What can I do to make it better?
- Eat little and often, and avoid eating late at night, as a full stomach increases the amount of acid around, with the potential to reflux up into the throat.
- Avoid tight clothes (especially around the waist), as this increases the pressure on the abdomen and the likelihood of reflux.
- Try to lose a little weight if necessary, and avoid weight gain.
- Try not to bend over — bend your knees, keeping your back straight, if you need to pick something up.
- Avoid smoking, chocolate, peppermint, spicy or fatty foods, fizzy drinks, caffeine and alcohol, which all stimulate the stomach to produce more acid. Some medications can also stimulate acid production and are best avoided or taken in moderation (e.g. aspirin, vitamin C and beta-blockers).
- You may want to modify your diet to decrease acid production. There are cookbooks that aim to help, such as Dropping Acid: The Reflux Diet Cookbook & Cure by Jamie Koufman et al., and The Acid Watcher Diet by Dr Jonathan Aviv.
- Raise the head of the bed to help gravity keep the acid down. Do this by placing bricks or books under the feet at the top end of the bed, rather than propping yourself up on pillows.
- Antacids such as Rennie or Gaviscon may help, but avoid using them to excess.
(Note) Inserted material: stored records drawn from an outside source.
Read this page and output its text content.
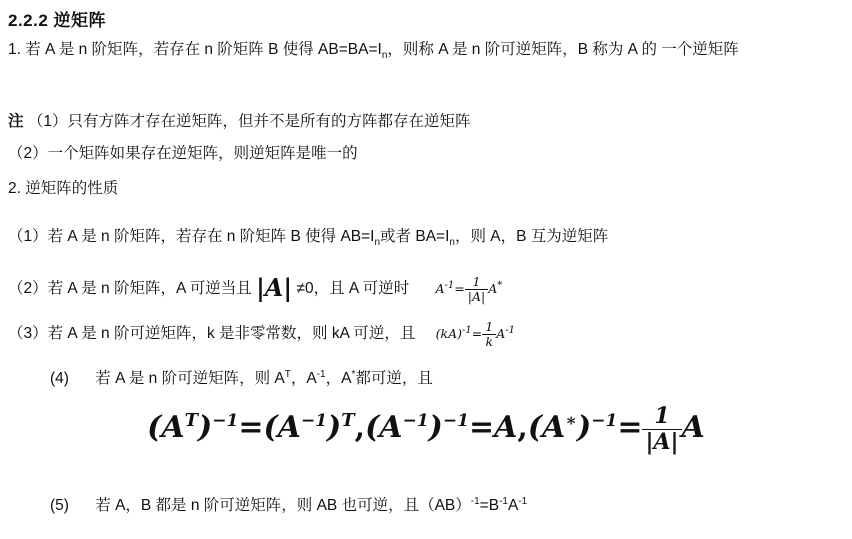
2.2.2 逆矩阵
1. 若 A 是 n 阶矩阵，若存在 n 阶矩阵 B 使得 $AB=BA=I_n$，则称 A 是 n 阶可逆矩阵，B 称为 A 的 一个逆矩阵
注 （1）只有方阵才存在逆矩阵，但并不是所有的方阵都存在逆矩阵
（2）一个矩阵如果存在逆矩阵，则逆矩阵是唯一的
2. 逆矩阵的性质
（1）若 A 是 n 阶矩阵，若存在 n 阶矩阵 B 使得 $AB=I_n$或者 $BA=I_n$，则 A，B 互为逆矩阵
（2）若 A 是 n 阶矩阵，A 可逆当且 |A| ≠0，且 A 可逆时 $A^{-1}= \frac{1}{|A|} A^*$
（3）若 A 是 n 阶可逆矩阵，k 是非零常数，则 kA 可逆，且 $(kA)^{-1}= \frac{1}{k} A^{-1}$
(4) 若 A 是 n 阶可逆矩阵，则 $A^T$，$A^{-1}$，A*都可逆，且
$(A^T)^{-1}=(A^{-1})^T,(A^{-1})^{-1}=A,(A^∗)^{-1}= \frac{1}{|A|}$ A
(5) 若 A，B 都是 n 阶可逆矩阵，则 AB 也可逆，且$(AB)^{-1}=B^{-1}A^{-1}$
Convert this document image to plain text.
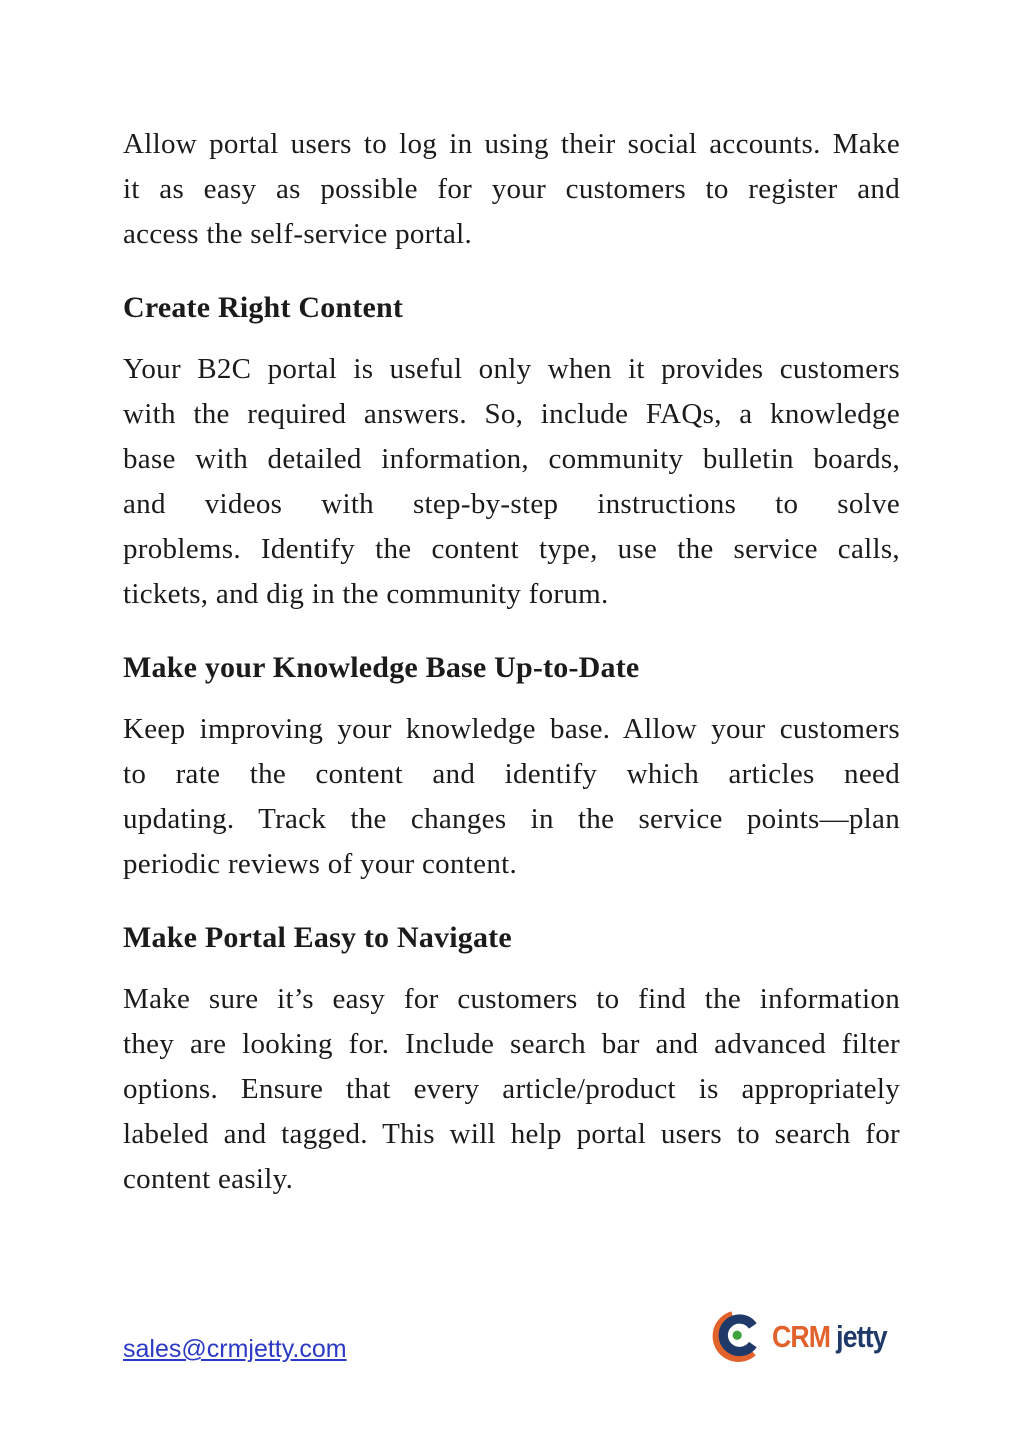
Allow portal users to log in using their social accounts. Make
it as easy as possible for your customers to register and
access the self-service portal.
Create Right Content
Your B2C portal is useful only when it provides customers
with the required answers. So, include FAQs, a knowledge
base with detailed information, community bulletin boards,
and videos with step-by-step instructions to solve
problems. Identify the content type, use the service calls,
tickets, and dig in the community forum.
Make your Knowledge Base Up-to-Date
Keep improving your knowledge base. Allow your customers
to rate the content and identify which articles need
updating. Track the changes in the service points—plan
periodic reviews of your content.
Make Portal Easy to Navigate
Make sure it’s easy for customers to find the information
they are looking for. Include search bar and advanced filter
options. Ensure that every article/product is appropriately
labeled and tagged. This will help portal users to search for
content easily.
sales@crmjetty.com	CRM jetty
What medical treatment may I need?
- H2 antagonists (e.g. ranitidine or nizatidine) act to block the action of histamine, which normally stimulates the production of acid in the stomach.
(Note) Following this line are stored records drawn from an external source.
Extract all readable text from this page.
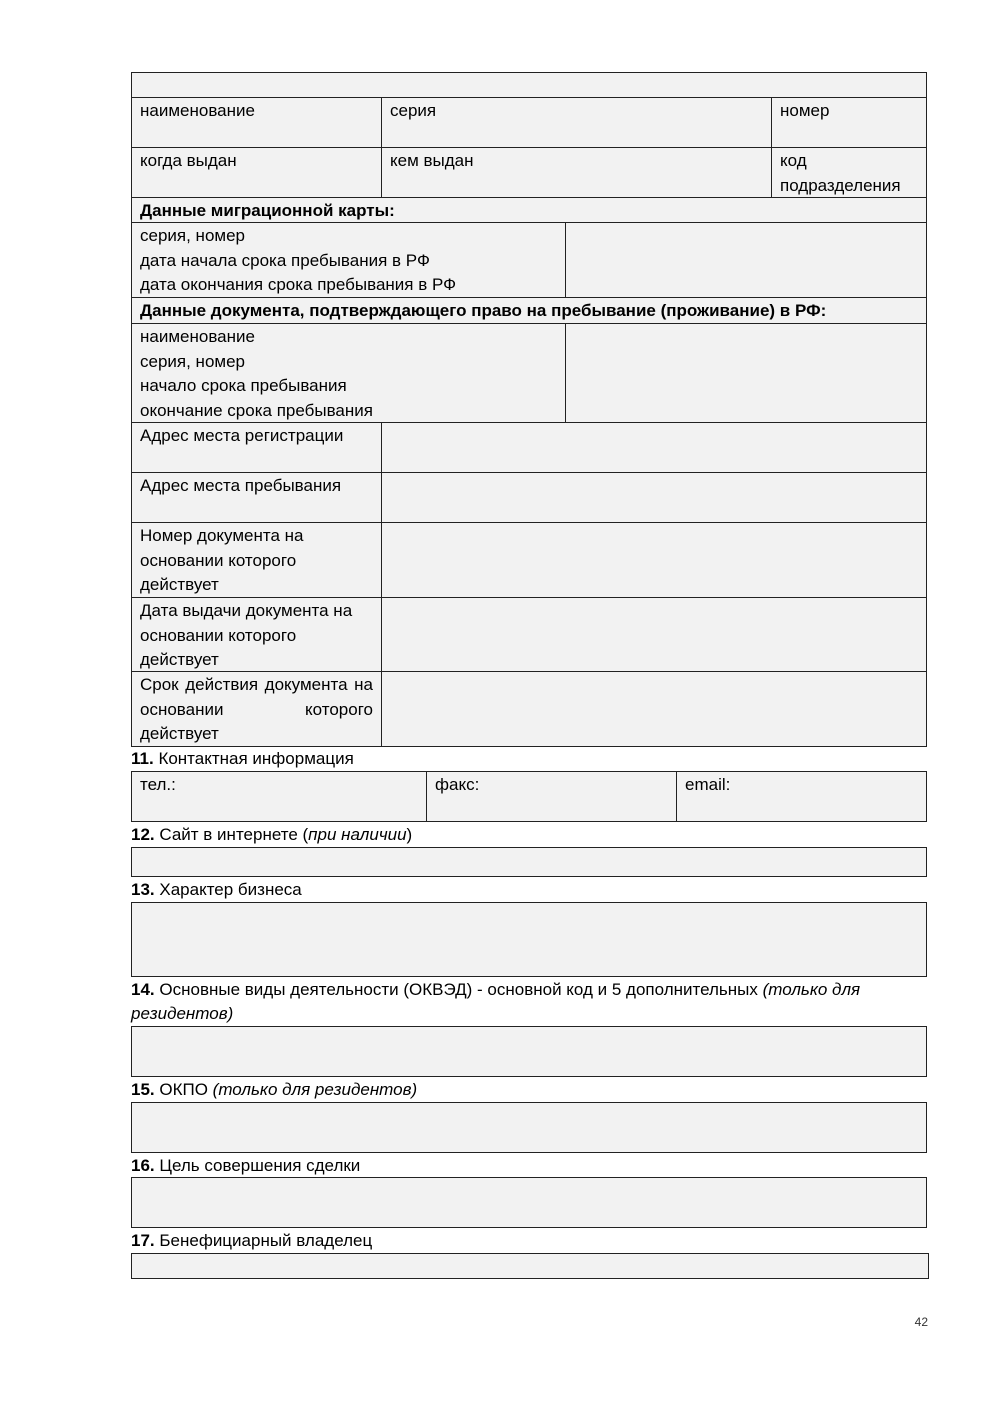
наименование	серия	номер
когда выдан	кем выдан	код подразделения
Данные миграционной карты:
серия, номер
дата начала срока пребывания в РФ
дата окончания срока пребывания в РФ
Данные документа, подтверждающего право на пребывание (проживание) в РФ:
наименование
серия, номер
начало срока пребывания
окончание срока пребывания
Адрес места регистрации
Адрес места пребывания
Номер документа на основании которого действует
Дата выдачи документа на основании которого действует
Срок действия документа на основании которого действует
11. Контактная информация
тел.:	факс:	email:
12. Сайт в интернете (при наличии)
13. Характер бизнеса
14. Основные виды деятельности (ОКВЭД) - основной код и 5 дополнительных (только для
резидентов)
15. ОКПО (только для резидентов)
16. Цель совершения сделки
17. Бенефициарный владелец
42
- Proton pump inhibitors (PPIs) (e.g. omeprazole, lansoprazole or esomeprazole) act by blocking the ‘pumps’ in the stomach wall that secrete acid. Acid is not the only constituent of stomach secretions that irritates your throat, however, so these medications are not a guaranteed cure for everybody, and can interact with other medications or cause side effects of their own.
- Prokinetic agents (e.g. domperidone or metoclopramide) act by increasing the emptying of the stomach (to prevent acid build-up) and promoting contraction of the gullet sphincter muscles (to prevent reflux).
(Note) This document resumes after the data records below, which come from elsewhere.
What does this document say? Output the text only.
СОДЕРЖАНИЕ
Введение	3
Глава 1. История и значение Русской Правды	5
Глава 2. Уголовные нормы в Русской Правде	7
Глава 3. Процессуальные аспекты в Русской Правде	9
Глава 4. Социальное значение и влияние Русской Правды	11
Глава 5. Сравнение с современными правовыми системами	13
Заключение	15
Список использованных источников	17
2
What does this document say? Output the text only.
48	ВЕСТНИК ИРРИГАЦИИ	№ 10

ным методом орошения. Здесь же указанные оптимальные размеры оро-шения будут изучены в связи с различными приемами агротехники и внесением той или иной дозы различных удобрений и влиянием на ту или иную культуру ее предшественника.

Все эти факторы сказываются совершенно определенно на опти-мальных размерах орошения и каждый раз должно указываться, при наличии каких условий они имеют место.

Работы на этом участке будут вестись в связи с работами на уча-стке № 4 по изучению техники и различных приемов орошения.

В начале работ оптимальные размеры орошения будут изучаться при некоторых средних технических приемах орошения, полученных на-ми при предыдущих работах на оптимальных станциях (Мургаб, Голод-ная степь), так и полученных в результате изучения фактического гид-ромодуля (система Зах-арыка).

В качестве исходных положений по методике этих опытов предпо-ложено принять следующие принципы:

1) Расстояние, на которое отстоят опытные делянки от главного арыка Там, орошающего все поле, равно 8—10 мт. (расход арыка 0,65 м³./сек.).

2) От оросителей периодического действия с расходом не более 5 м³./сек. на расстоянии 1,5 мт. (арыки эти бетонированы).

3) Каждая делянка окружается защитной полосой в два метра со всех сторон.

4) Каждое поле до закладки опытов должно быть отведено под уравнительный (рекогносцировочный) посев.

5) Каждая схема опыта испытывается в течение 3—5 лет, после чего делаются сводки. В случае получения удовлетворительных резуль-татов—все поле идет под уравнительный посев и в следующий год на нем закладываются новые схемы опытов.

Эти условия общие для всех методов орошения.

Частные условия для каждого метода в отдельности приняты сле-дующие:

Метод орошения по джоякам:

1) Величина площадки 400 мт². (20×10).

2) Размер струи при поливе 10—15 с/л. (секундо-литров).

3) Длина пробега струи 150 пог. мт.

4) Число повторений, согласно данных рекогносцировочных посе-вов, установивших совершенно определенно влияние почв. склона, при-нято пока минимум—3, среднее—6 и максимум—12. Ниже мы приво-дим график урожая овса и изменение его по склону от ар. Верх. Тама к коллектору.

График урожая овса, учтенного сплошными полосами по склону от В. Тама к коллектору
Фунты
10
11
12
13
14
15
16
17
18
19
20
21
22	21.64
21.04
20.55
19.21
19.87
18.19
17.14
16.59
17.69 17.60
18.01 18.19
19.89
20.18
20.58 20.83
- Surgery. In selected cases this may be necessary, where medication fails to help or where patients are very unwilling to take long-term medication. Fundoplication is an operation to wrap the top of the stomach around the bottom of the gullet, acting as a new sphincter to prevent reflux; this can be performed via keyhole (laparoscopic) surgery to avoid large scars and long hospital stays.
What is a hiatus hernia?
The stomach is continuous with the gullet through an opening in a sheet of muscle between the chest and the abdomen, called the diaphragm. A small part of the top of the stomach can rise up through this opening into the chest, which is called a hiatus hernia. This can be seen (and therefore diagnosed) on a barium swallow X-ray. Many patients with a hiatus hernia have symptoms of acid reflux, but conversely not all people with acid reflux have a hiatus hernia.
What about globus?
Globus is a feeling of a lump in the throat without any physical reason for it. This sensation is often accompanied by a dry and tight throat, which may cause hoarseness and increased effort to swallow. Globus is often associated with stress or anxiety, and alongside this there are often symptoms of acid reflux. The initial treatment is often reassurance from us after we have examined you, and Speech and Language Therapy (SALT) may be very helpful for further advice and reassurance. See our Globus Pharyngeus leaflet for more detail.